Ironman 2010

Although I was unable to go to the Ironman World Championships in Hawaii this year, I did watch the event on my big screen TV, courtesy of Ironman.com. The entire race is streamed live, and hundreds of thousands tune in every year to see the race. It has gotten big enough that the entire event, at least the pro race, is covered by a number of mobile cameras on motocycles and in convertibles.

The women’s race featured two key players: the unbeatable Brit Chrissie Wellington, who has never lost at the Ironman distance, winning the past three races in Hawaii, along with 6 others world-wide; and Miranda Carfrae, an Aussie who last year came in second after winning the Ironman 70.3 (half the distance of the big race) World’s in 2008. “Rinnie” features a killer run, the only woman in the world with a faster marathon than Chrissie in the heat crucible of Hawaii.

But their race never happened. Chrissie did not start, claiming bad flu symptoms, and Carfrae ran away with the race, turning in the fastest ever women’s marathon, and 4th fastest time overall in history.

On the men’s side, 2007 champ Chris “Macca” McCormack won his second title through superior strategy and successful risk-taking.  Macca is a complete triathlete, having won world championships in the 90s at the shorter distances, then cleaning up in the US at non-drafting short races like Escape from Alcatraz, finally turning his talents to Ironman, winning multiple times in Australia and Europe, with several of the fastest times ever. He is both fast and crafty, and capable of staying with the best in any of our three disciplines.

In this race, he kept pace with the lead pack of swimmers, and then sat in with the first chase group of bikers, after letting the super peddlers  – Chris Lieto and friend – go ahead. Every time someone in that chase group tried to go off the front, there was Macca keeping up. Each time, fewer kept pace, until finally an elite pack entered T2 minutes ahead of the biggest threat, 2-time defending champ Craig “Crowie” Alexander.

During the run, the two Aussies, German Andreas Raelert and Belgian Marino Van Hoenoeker proved the fastest, sorting themselves out into the top four during the course of the 26.2 miles. Raelert, who had not kept pace with Macca on the bike, valiantly tried to reel him in during the final 15 K after McCormack had taken the lead. Raelert did pull even around mile 24. Usually, once a person is caught like that, he is passed, and does not regain the lead.

But Macca had been waiting for him, and dug deep inside. The two were literally stride for stride for the next two miles, “half’wheeling” each other (a cycling term for what happens when two riders pedal side by side, first one then the other speeding up to pull ahead by a half a wheel, until both are sprinting all out.)

I predicted to my sister, who was watching with me, that the winner would succeed on the final downhill, just before the turn onto Ali’i drive. Whoever could pump it up at that point would probably be able to hang on for the remaining 200 meters.

But the two were starting to go balls out about a mile before that, down the steepest section of the course, Palani Drive, into the sharp left hand turn onto Kuikini. At the base of this hill is the final aid station, the one made notorious by 8-time winner Paula Newby-Fraser in one of her few losses. She and Karen Smyers were racing just as closely as Raelert and Macca were today. PNF decided to risk not slowing for any fluids, and collapsed while in the lead with less than a quarter mile to go. She eventually finished, but only by crawling in a dehydrated stupor to the line.

This image is such a part of Ironman lore that we all learn not to skip any aid stations. Myself, I have skipped final ones twice, and each time was able to stay upright and pass or stay ahead of the guy I was fighting for a Kona slot. So it’s not an iron-clad rule, but one takes a strategic risk when breaking it.

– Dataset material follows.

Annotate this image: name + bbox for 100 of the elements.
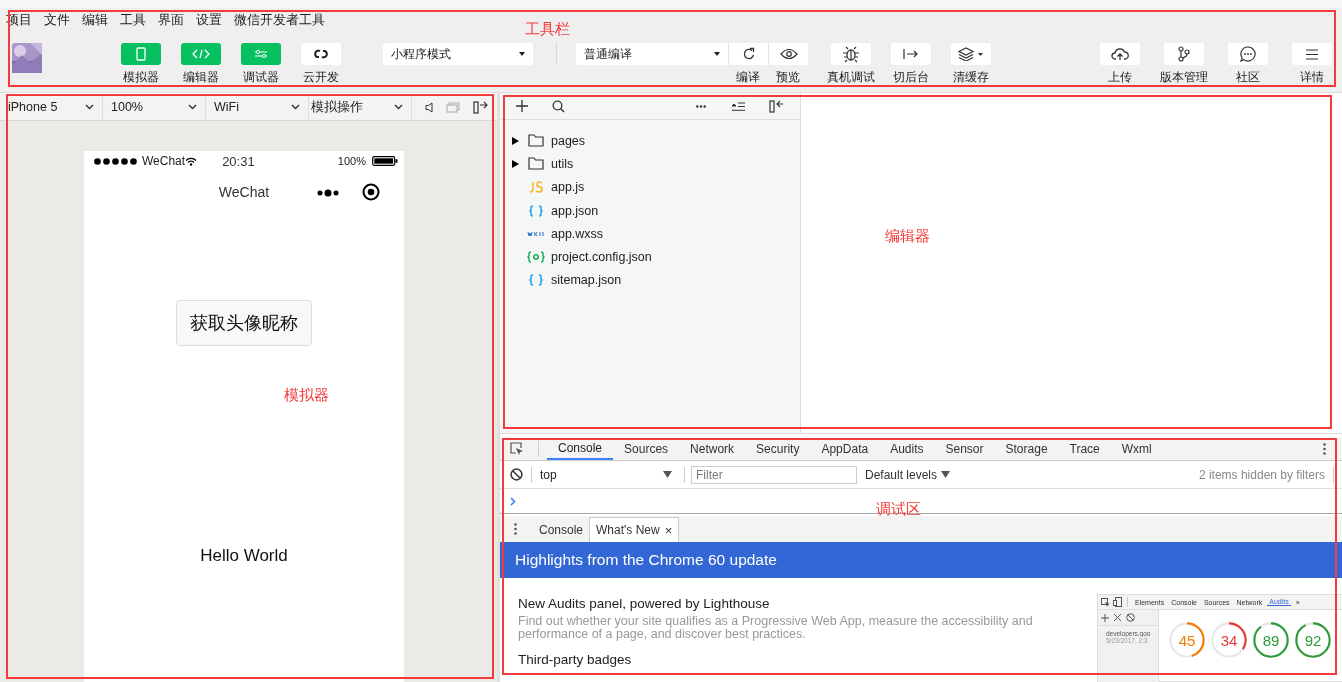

Raelert slowed down a hair to grab a drink, but Macca powered on through, gaining 10 meters in just a few seconds. The triathlon world gasped, both at Raelert for slowing down, and Macca for skipping his final chance for fluid before the all-out 6 minute sprint to the line.

At first, it appeared Macca may have made a poor choice: he began clutching his side, as if he had a bad stitch there. But he had victory in his eyes, and was not going to let any incipient gut pain get in the way. Raelert, meanwhile, had apparently shot his wad, and that’s why he took on water at Kuikini; he lost over a minute in that last mile alone, limping in on fumes while McCormack spent every last joule of energy he had left getting to the line an ecstatic first.

An 8 hour race, coming down to the final half mile, with the winner taking a few strategic risks to go outside his safe zones on both the bike and the run, knowing just when and how much to put the hammer down – that’s the way I like to race: You never know where your limits are until you try to go past them. Such an approach carries an inherent risk, but is more and more needed for ultimate success in this most grueling event.